Individuals can be prevented from entering the country if they are suspected of having certain diseases. This probably shouldn’t come as a surprise, since it makes sense that immigration officials would have some responsibility in preventing dangerous illnesses from spreading into the country. For this reason, the process of entering the US involves a physical examination by a medical professional, which typically takes place in the foreign national’s home country.
There are three kinds of diseases that can prevent one from entering the US, which are listed below.
The first category are certain highly contagious diseases, which include the following: infectious syphilis, gonorrhea, infectious leprosy, active tuberculosis, chancroid, lymphogranuloma venereum, and granuloma inguinale. Notice that the list specifies that certain diseases must be "infectious" or "active" for them to bar entry into the United States. This means it's possible for a person to have contracted these diseases and still enter the country if the disease is not infectious, or if one had contracted it in the past.
The second category is quarantinable diseases designated by any Presidential Executive Order. The current list of diseases includes cholera, diphtheria, infectious tuberculosis, plague, smallpox, yellow fever, viral hemorrhagic fevers, severe acute respiratory syndrome (SARS), and influenza caused by novel or re-emergent influenza (pandemic flu).

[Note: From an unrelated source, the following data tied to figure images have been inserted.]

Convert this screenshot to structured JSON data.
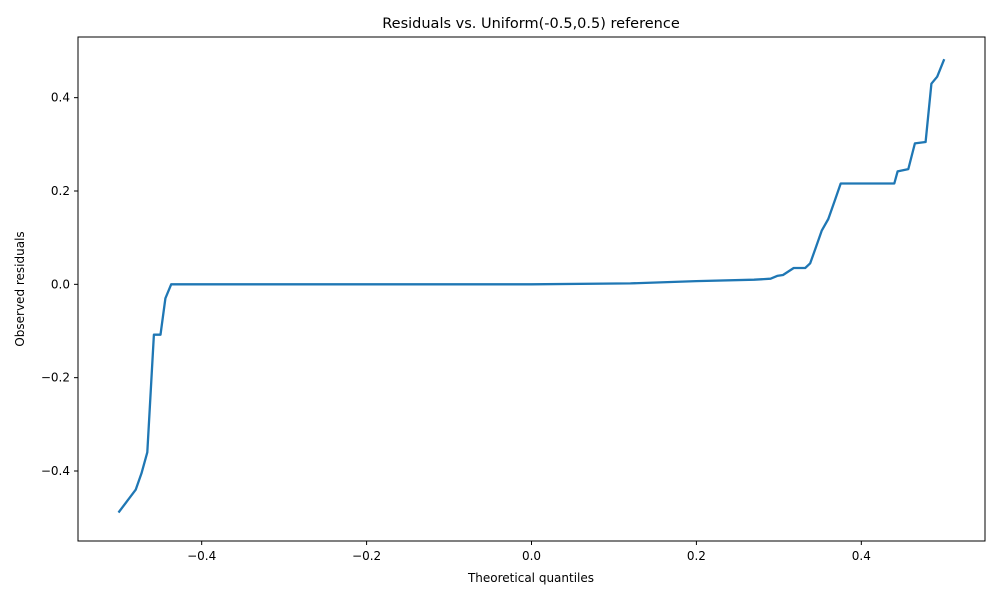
{
  "chart_data": {
    "type": "line",
    "title": "Residuals vs. Uniform(-0.5,0.5) reference",
    "xlabel": "Theoretical quantiles",
    "ylabel": "Observed residuals",
    "xlim": [
      -0.55,
      0.55
    ],
    "ylim": [
      -0.55,
      0.53
    ],
    "xticks": [
      -0.4,
      -0.2,
      0.0,
      0.2,
      0.4
    ],
    "xtick_labels": [
      "−0.4",
      "−0.2",
      "0.0",
      "0.2",
      "0.4"
    ],
    "yticks": [
      -0.4,
      -0.2,
      0.0,
      0.2,
      0.4
    ],
    "ytick_labels": [
      "−0.4",
      "−0.2",
      "0.0",
      "0.2",
      "0.4"
    ],
    "grid": false,
    "color": "#1f77b4",
    "series": [
      {
        "x": [
          -0.5,
          -0.48,
          -0.473,
          -0.466,
          -0.458,
          -0.45,
          -0.444,
          -0.437,
          -0.3,
          -0.1,
          0.0,
          0.12,
          0.2,
          0.27,
          0.29,
          0.298,
          0.305,
          0.318,
          0.332,
          0.338,
          0.345,
          0.352,
          0.36,
          0.368,
          0.375,
          0.44,
          0.444,
          0.457,
          0.465,
          0.478,
          0.485,
          0.492,
          0.5
        ],
        "y": [
          -0.487,
          -0.44,
          -0.405,
          -0.36,
          -0.108,
          -0.108,
          -0.03,
          0.0,
          0.0,
          0.0,
          0.0,
          0.002,
          0.007,
          0.01,
          0.012,
          0.018,
          0.02,
          0.035,
          0.035,
          0.045,
          0.08,
          0.115,
          0.14,
          0.18,
          0.216,
          0.216,
          0.242,
          0.247,
          0.302,
          0.305,
          0.43,
          0.445,
          0.48
        ]
      }
    ]
  }
}
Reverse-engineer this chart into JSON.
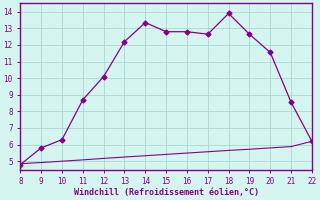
{
  "x_line1": [
    8,
    9,
    10,
    11,
    12,
    13,
    14,
    15,
    16,
    17,
    18,
    19,
    20,
    21,
    22
  ],
  "y_line1": [
    4.8,
    5.8,
    6.3,
    8.7,
    10.1,
    12.2,
    13.35,
    12.8,
    12.8,
    12.65,
    13.9,
    12.65,
    11.55,
    8.55,
    6.2
  ],
  "x_line2": [
    8,
    9,
    10,
    11,
    12,
    13,
    14,
    15,
    16,
    17,
    18,
    19,
    20,
    21,
    22
  ],
  "y_line2": [
    4.85,
    4.92,
    5.0,
    5.08,
    5.17,
    5.25,
    5.33,
    5.41,
    5.49,
    5.57,
    5.65,
    5.72,
    5.8,
    5.88,
    6.2
  ],
  "line_color": "#880088",
  "background_color": "#d5f5f0",
  "grid_color": "#aad8d0",
  "xlabel": "Windchill (Refroidissement éolien,°C)",
  "xlim": [
    8,
    22
  ],
  "ylim": [
    4.5,
    14.5
  ],
  "xticks": [
    8,
    9,
    10,
    11,
    12,
    13,
    14,
    15,
    16,
    17,
    18,
    19,
    20,
    21,
    22
  ],
  "yticks": [
    5,
    6,
    7,
    8,
    9,
    10,
    11,
    12,
    13,
    14
  ],
  "xlabel_color": "#880088",
  "tick_color": "#880088",
  "border_color": "#880088",
  "marker": "D",
  "markersize": 2.5
}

The final category is diseases reportable as a public health emergency of international concern to the World Health Organization under the International Health Regulations of 2005. These diseases currently include: polio, smallpox, SARS, pandemic flu, and other public health emergencies of international concern.
Several years ago, HIV was taken off the list, and this change was overdue in my opinion. When the regulation was first put in effect that included HIV on the list of diseases that bar entry, much less about the virus was understood. Today, we know that HIV isn't spread through casual contact.
Currently, Ebola is a serious concern due to the recent outbreak in parts of Africa. Any immigrants who live in these regions of Africa or who have traveled there recently will be subject to additional screening at certain major airports. This screening includes taking one’s temperature, checking for other symptoms, and answering additional questions about one’s potential exposure to the disease.